While the UC Davis study identified specific traits that are most related to healthy functioning — such as self-esteem, self-concept, clarity, optimism, ability to resist impulses, and regulate behavior — Bleidorn says future research can now focus on interventions designed to improve behaviors related to these traits and healthy functioning.
“Keeping in mind that traits are fairly stable and not that easy to change,” she added.
Clauss-Ehlers believes people can absolutely improve the health of their personality — if they’re given the knowledge and awareness to do so.
Read more Healthline: The FOMO Is Real: How Social Media Increases Depression and Loneliness
“You can always work toward making good decisions or if you’re engaging in behavior that’s not good for your health, like smoking or drinking soda all the time. You can work toward changing that, but that often takes resources and support [so you’re able] to make an informed choice about having a healthy personality. The economic access and justice piece are critical, and that didn’t show up in the study,” Clauss-Ehlers said.
She adds that personality is always on a continuum.

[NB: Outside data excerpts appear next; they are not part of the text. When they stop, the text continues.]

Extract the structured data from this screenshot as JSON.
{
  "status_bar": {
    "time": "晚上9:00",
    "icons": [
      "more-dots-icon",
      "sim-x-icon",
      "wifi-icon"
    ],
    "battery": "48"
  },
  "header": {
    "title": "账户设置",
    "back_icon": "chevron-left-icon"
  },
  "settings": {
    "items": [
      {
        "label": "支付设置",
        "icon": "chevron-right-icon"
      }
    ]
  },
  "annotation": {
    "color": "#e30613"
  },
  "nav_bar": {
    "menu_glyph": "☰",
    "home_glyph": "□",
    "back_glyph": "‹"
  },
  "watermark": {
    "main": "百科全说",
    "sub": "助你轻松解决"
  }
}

“I don’t think it’s a black-and-white issue. We may be healthy in one area of our lives and not necessarily healthy in another area,” she said. “Someone may be a jogger or work out, but smoke cigarettes.”
Take the test
To determine if your personality is healthy, take the UC Davis test online.
But Bleidorn says there are a few things to keep in mind.
“The healthy profile is a very abstract amalgam, and this research does not preclude the likelihood that people who lead fulfilling and generative lives could have a very different configuration of personality traits,” she said. “There are likely a variety of paths to optimal functioning that are missed when the focus is on the healthiest profile, on average.”
While taking the test or any personality type test, Clauss-Ehlers says to think about context and ask yourself the following questions:
- Why are you completing the answers the way you are?
- Are you engaging in certain behaviors because you don’t have information to do otherwise?
“[Results of the test] are one piece of information, but there are other aspects of information that are important,” Clauss-Ehlers said. “Understanding why you have the personality factors that you do, why you make decisions that you do, and what information you have and don’t have access to is important, too.”